Wyboru technologii, ale przede wszystkim wyboru partnera, dlatego, że my potrzebujemy partnera dla tego programu, który będzie z nami budował te elektrownie, będzie z nami w fazie ich eksploatacji i pozostanie z nami aż do końca ich istnienia. To jest partnerstwo, które będzie trwało 60-80 lat
- dodał Naimski.
Jesteśmy w perspektywie podejmowania decyzji, które będą skutkowały przez dekady. Może dlatego zastanawiamy się nad tym głęboko. Partner, którego potrzebujemy, to musi być ten, z którym będziemy chcieli zostać na tak długo
- mówił minister, potwierdzając, że będzie to jeden partner.
Minister przypomniał, że w ciągu 20 lat Polska zamierza wybudować 6-9 gigawatów mocy w energetyce nuklearnej, co będzie oznaczało budowę sześciu reaktorów w kilku miejscach w Polsce.
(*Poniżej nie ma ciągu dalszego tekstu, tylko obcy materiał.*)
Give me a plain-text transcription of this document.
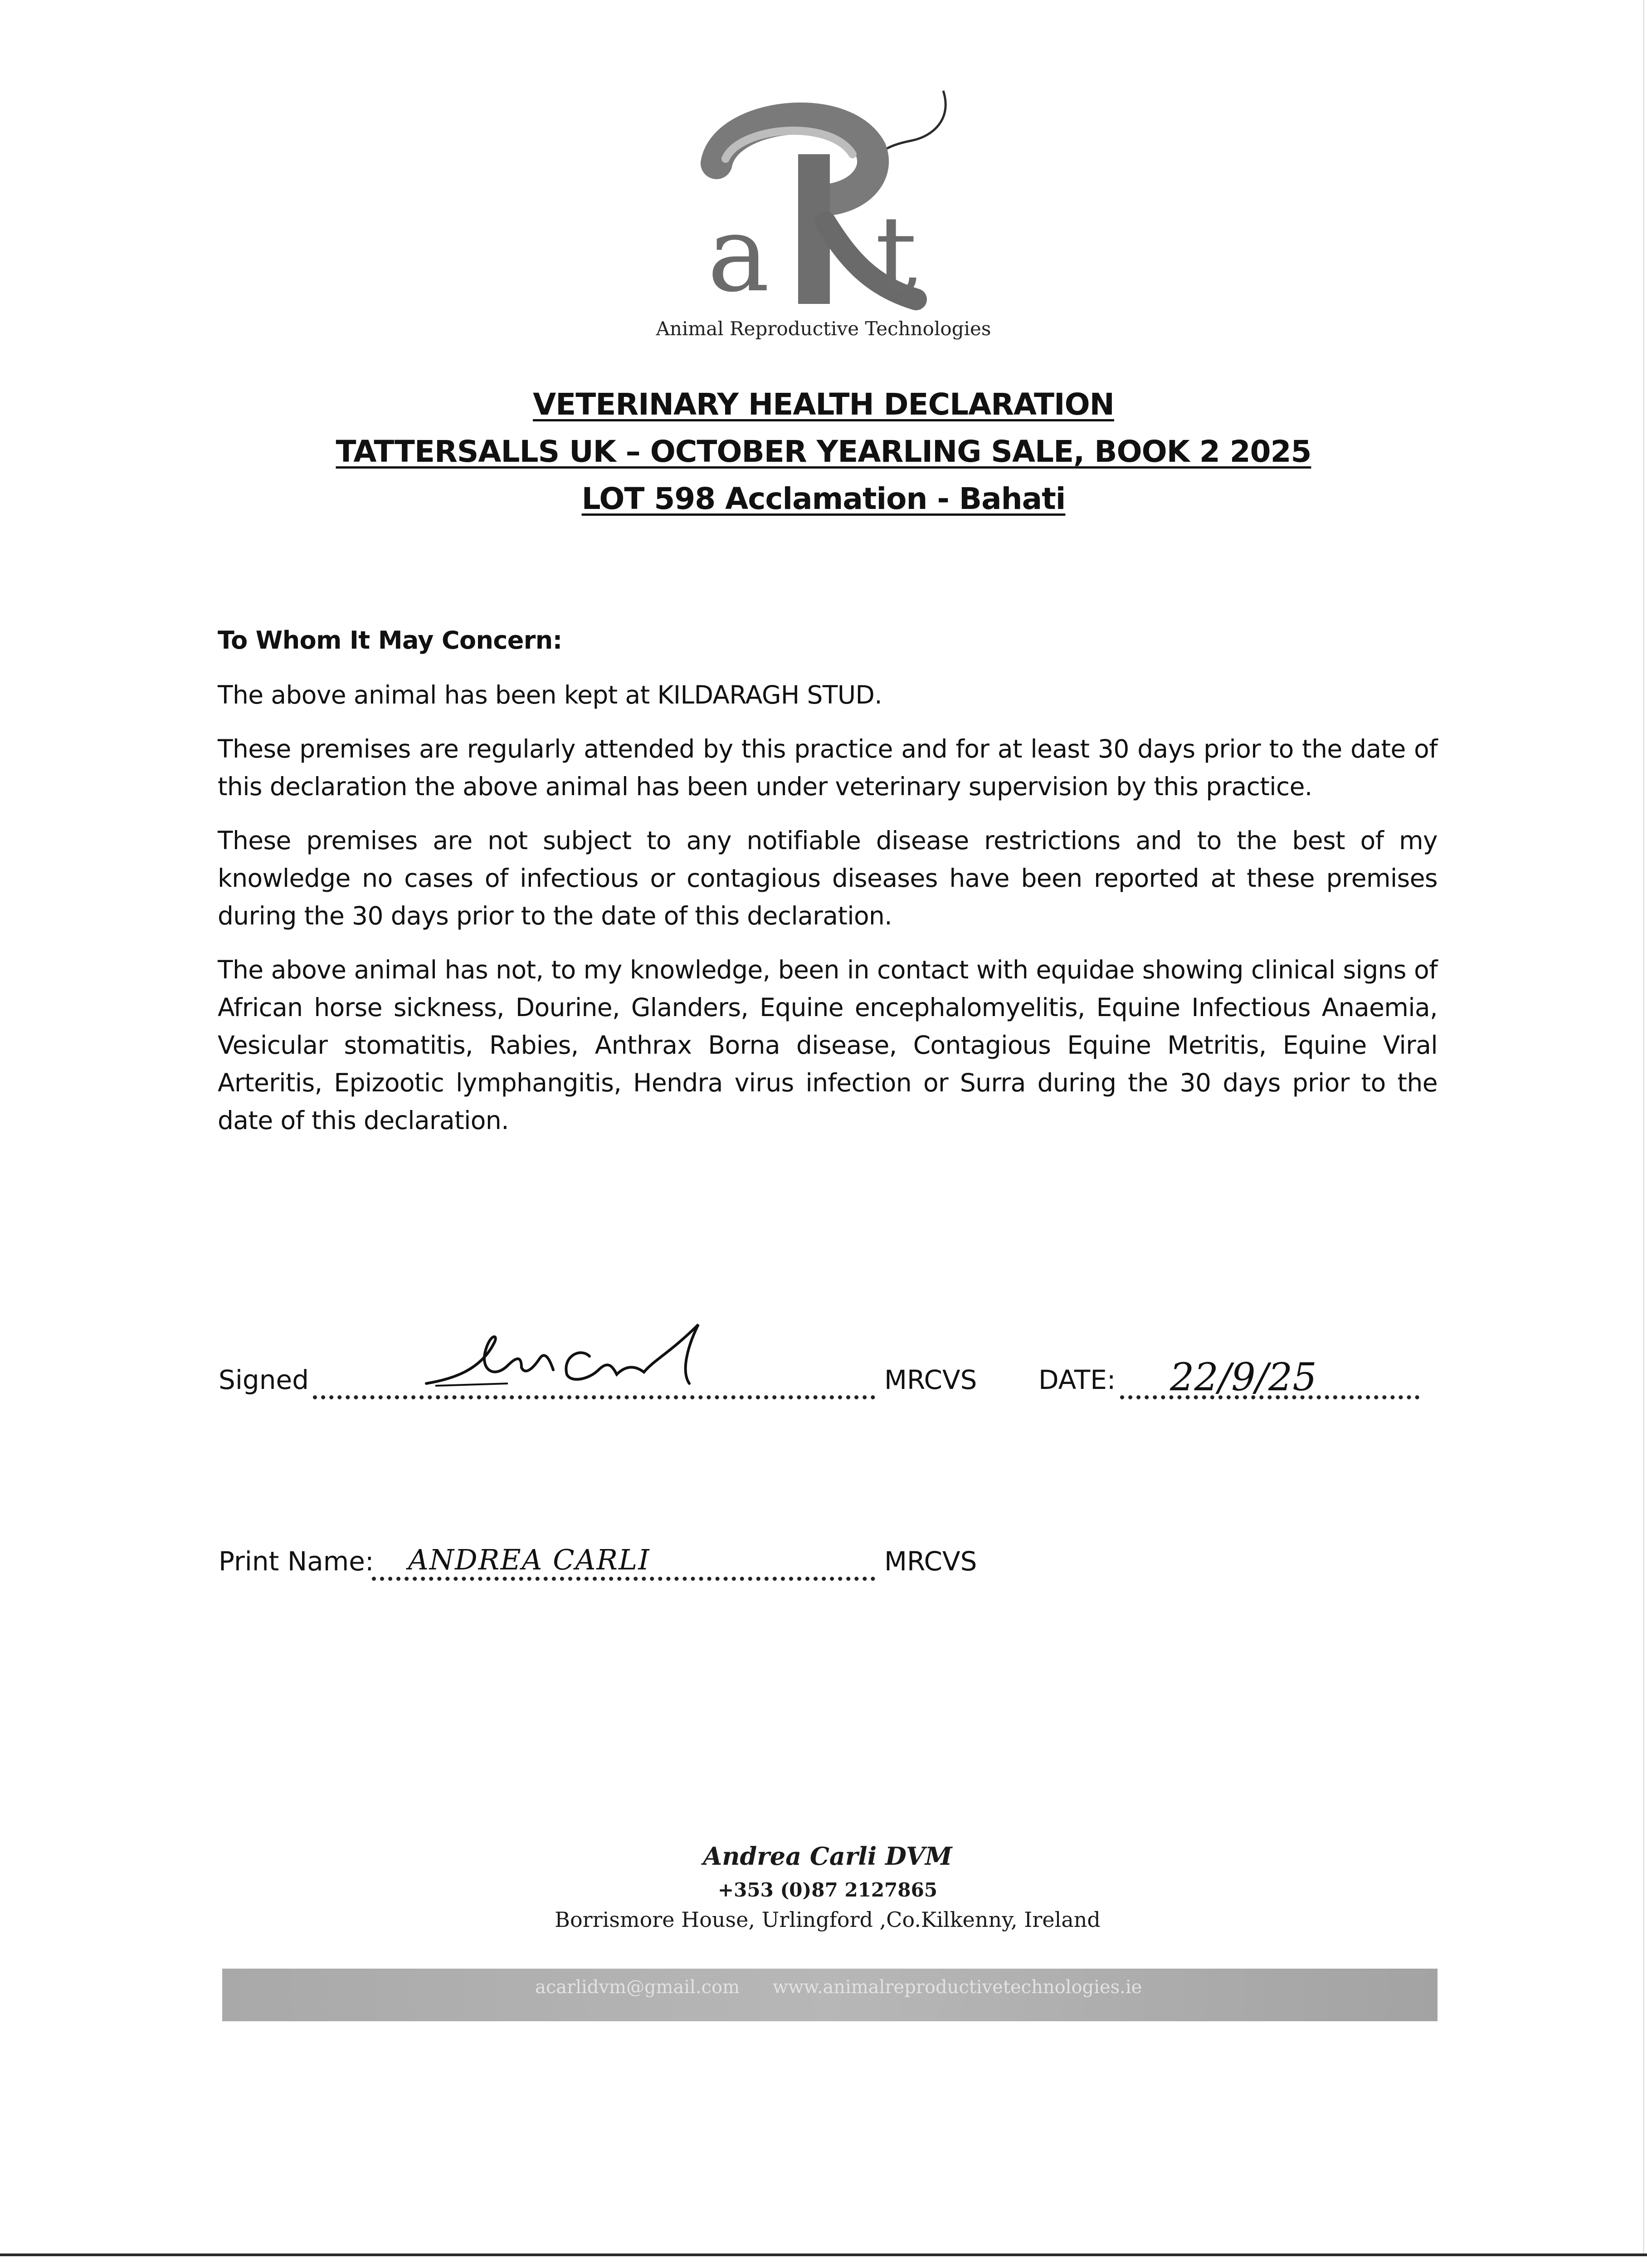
a t
Animal Reproductive Technologies

VETERINARY HEALTH DECLARATION

TATTERSALLS UK – OCTOBER YEARLING SALE, BOOK 2 2025

LOT 598 Acclamation - Bahati

To Whom It May Concern:

The above animal has been kept at KILDARAGH STUD.

These premises are regularly attended by this practice and for at least 30 days prior to the date of this declaration the above animal has been under veterinary supervision by this practice.

These premises are not subject to any notifiable disease restrictions and to the best of my knowledge no cases of infectious or contagious diseases have been reported at these premises during the 30 days prior to the date of this declaration.

The above animal has not, to my knowledge, been in contact with equidae showing clinical signs of African horse sickness, Dourine, Glanders, Equine encephalomyelitis, Equine Infectious Anaemia, Vesicular stomatitis, Rabies, Anthrax Borna disease, Contagious Equine Metritis, Equine Viral Arteritis, Epizootic lymphangitis, Hendra virus infection or Surra during the 30 days prior to the date of this declaration.

Signed	MRCVS DATE: 22/9/25
Print Name: ANDREA CARLI	MRCVS

Andrea Carli DVM

+353 (0)87 2127865

Borrismore House, Urlingford ,Co.Kilkenny, Ireland

acarlidvm@gmail.com www.animalreproductivetechnologies.ie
To jest wielki pogram, który pozwoli na zakończenie, w roku 2043-2045, uzyskać ok. 20 proc. energii nuklearnej w polskim miksie energetycznym
- ocenił pełnomocnik. Koszt całego programu oszacował na 100-120 mld zł, z czego ok. 50-60 mld zł w pierwszej dekadzie jego realizacji.